とっくに高速道路は降りているこの車は、今は建物がほとんど無い様な田舎道を走っていて、後部座席に座る私の視線には、田んぼとか畑とか、そういう普段は触れないよな景色だけが流れている。
そんな風に流れる景色を見ながら、私は呟くように言う。
「べつに......いいんじゃないかな?そんな普通なJKが居ても......」
そう言いながら私は、さっきの高速道路の時と同じ様に、自分の携帯に視線を落とす。
そしてそんな私の言葉を聞いて、ついでにそんな私の仕草を、たぶんバックミラーで確認して、また一言、おじさんは言葉を紡ぐ。
「......それだと、答えになっていないだろ?」
「答える義理はないよ......」
「俺が乗せて運んでいるのに?」
「それは......ありがと......」
「どういたしまして」
そう言いながら静かに運転を続けるおじさんの仕草は、後ろの席からはあまりハッキリとは見えないけれど、でも何故だか少しだけ、懐かしさに似た何かを感じた......様な気がした。

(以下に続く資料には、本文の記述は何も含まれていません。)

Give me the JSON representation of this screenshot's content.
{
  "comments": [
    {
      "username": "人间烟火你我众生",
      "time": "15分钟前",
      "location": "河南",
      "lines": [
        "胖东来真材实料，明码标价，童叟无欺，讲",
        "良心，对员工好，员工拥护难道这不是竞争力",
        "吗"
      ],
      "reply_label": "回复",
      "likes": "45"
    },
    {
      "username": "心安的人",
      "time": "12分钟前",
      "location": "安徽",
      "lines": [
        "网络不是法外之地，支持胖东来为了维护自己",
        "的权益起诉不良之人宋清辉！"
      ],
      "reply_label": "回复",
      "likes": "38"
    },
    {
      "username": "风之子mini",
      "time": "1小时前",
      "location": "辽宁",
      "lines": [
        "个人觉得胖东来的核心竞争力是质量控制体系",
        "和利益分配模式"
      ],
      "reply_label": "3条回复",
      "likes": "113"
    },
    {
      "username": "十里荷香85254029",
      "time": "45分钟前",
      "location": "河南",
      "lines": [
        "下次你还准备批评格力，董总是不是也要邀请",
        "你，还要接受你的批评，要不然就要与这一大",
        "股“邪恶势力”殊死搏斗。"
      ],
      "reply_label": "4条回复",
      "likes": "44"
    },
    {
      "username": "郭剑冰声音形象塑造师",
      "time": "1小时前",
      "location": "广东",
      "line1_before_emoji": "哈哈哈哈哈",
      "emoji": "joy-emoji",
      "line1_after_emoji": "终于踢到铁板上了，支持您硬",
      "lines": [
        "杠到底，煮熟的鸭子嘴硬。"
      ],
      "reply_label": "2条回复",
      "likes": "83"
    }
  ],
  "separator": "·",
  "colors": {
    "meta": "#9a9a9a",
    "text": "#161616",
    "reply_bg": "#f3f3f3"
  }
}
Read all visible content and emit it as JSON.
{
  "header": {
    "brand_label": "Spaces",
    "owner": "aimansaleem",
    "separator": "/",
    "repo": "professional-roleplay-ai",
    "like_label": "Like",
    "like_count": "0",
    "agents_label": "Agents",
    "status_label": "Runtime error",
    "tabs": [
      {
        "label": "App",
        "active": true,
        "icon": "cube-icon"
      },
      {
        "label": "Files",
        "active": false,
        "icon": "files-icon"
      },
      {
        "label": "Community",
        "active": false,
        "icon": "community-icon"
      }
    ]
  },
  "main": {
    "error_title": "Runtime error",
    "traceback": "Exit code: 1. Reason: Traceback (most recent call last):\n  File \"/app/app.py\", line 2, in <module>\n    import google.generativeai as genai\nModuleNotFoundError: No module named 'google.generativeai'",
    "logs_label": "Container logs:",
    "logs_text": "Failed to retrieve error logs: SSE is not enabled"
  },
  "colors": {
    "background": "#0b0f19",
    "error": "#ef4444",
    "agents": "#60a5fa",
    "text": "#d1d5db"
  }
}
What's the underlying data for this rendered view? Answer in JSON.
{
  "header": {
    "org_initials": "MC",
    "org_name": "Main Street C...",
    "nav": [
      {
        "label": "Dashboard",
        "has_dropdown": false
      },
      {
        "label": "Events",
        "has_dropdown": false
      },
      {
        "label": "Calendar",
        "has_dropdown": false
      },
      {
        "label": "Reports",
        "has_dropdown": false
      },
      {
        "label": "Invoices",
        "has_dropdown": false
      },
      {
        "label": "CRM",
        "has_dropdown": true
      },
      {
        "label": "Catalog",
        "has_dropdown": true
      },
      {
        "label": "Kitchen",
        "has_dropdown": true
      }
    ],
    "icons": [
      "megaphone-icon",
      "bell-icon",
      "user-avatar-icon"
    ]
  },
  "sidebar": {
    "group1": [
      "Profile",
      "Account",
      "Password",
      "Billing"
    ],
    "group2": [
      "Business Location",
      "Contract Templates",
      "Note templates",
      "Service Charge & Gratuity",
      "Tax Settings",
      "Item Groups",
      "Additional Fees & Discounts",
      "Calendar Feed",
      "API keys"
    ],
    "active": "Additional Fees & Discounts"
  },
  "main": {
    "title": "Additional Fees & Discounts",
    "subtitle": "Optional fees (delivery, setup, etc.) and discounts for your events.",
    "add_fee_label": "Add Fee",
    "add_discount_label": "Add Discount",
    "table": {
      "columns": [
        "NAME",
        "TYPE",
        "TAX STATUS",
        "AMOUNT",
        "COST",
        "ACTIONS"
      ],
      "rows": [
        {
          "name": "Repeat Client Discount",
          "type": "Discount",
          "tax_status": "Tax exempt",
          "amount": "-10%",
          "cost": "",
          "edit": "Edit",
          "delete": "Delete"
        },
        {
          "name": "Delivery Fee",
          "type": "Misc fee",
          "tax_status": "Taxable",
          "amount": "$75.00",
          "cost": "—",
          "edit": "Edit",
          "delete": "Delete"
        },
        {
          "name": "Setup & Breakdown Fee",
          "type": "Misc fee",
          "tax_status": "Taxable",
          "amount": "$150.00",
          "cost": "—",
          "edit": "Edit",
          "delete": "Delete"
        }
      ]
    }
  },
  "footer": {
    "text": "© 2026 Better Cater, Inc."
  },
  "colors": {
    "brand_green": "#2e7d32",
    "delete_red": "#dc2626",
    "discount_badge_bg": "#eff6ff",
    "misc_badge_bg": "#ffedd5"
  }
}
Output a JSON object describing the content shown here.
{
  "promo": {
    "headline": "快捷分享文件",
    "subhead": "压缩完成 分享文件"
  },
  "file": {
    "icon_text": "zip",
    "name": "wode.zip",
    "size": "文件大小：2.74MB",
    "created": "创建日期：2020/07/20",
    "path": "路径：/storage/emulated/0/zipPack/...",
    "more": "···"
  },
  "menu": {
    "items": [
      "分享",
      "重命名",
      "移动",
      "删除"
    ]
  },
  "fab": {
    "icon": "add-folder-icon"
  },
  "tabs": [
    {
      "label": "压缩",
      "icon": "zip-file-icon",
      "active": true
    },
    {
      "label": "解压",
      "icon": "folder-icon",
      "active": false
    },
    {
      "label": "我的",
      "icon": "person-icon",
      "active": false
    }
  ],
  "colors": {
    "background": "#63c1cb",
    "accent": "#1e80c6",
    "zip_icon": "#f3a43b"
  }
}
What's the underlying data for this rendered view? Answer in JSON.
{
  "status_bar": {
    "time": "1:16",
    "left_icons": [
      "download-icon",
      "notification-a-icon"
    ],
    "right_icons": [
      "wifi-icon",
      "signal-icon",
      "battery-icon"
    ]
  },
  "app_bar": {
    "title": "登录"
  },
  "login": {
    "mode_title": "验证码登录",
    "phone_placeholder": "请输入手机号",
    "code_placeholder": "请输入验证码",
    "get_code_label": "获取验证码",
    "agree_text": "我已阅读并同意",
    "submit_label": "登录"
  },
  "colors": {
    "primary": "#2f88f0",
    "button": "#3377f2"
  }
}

いや......さっき会ったばかりのこの人にそんなことを感じるなんて、たぶん私も、どうかしているのだろう。
そうだ、だってそうじゃなかったら......
そんな風に思考を巡らせて、不意に自分の右隣を見ると、そこには沢山の段ボールが積まれていた。
一体何の段ボールなのかは知る由もないし、別に気になったわけではないけれど、それでもまぁ話の種にはなるだろうと思って、私は尋ねた。
「......それにしてもさ、おじさん」
「ん?」
「この段ボール達、どうするの?」
「どうするのって......届けるんだよ、これから......」
そう言いながらおじさんは、緩やかなカーブを曲がりながら、続けて自分のことを説明してくれた。
就職した会社を数年で辞めたこと......
それで今は夢も希望も特にはないこと......
だから友人が立ち上げた運送業を手伝っていること......
そしてそんな仕事をしながら、車中泊をして過ごしているということ.....
そんな自己紹介みたいなことをおじさんは話してくれた。
少し恥ずかしそうに、笑いながら。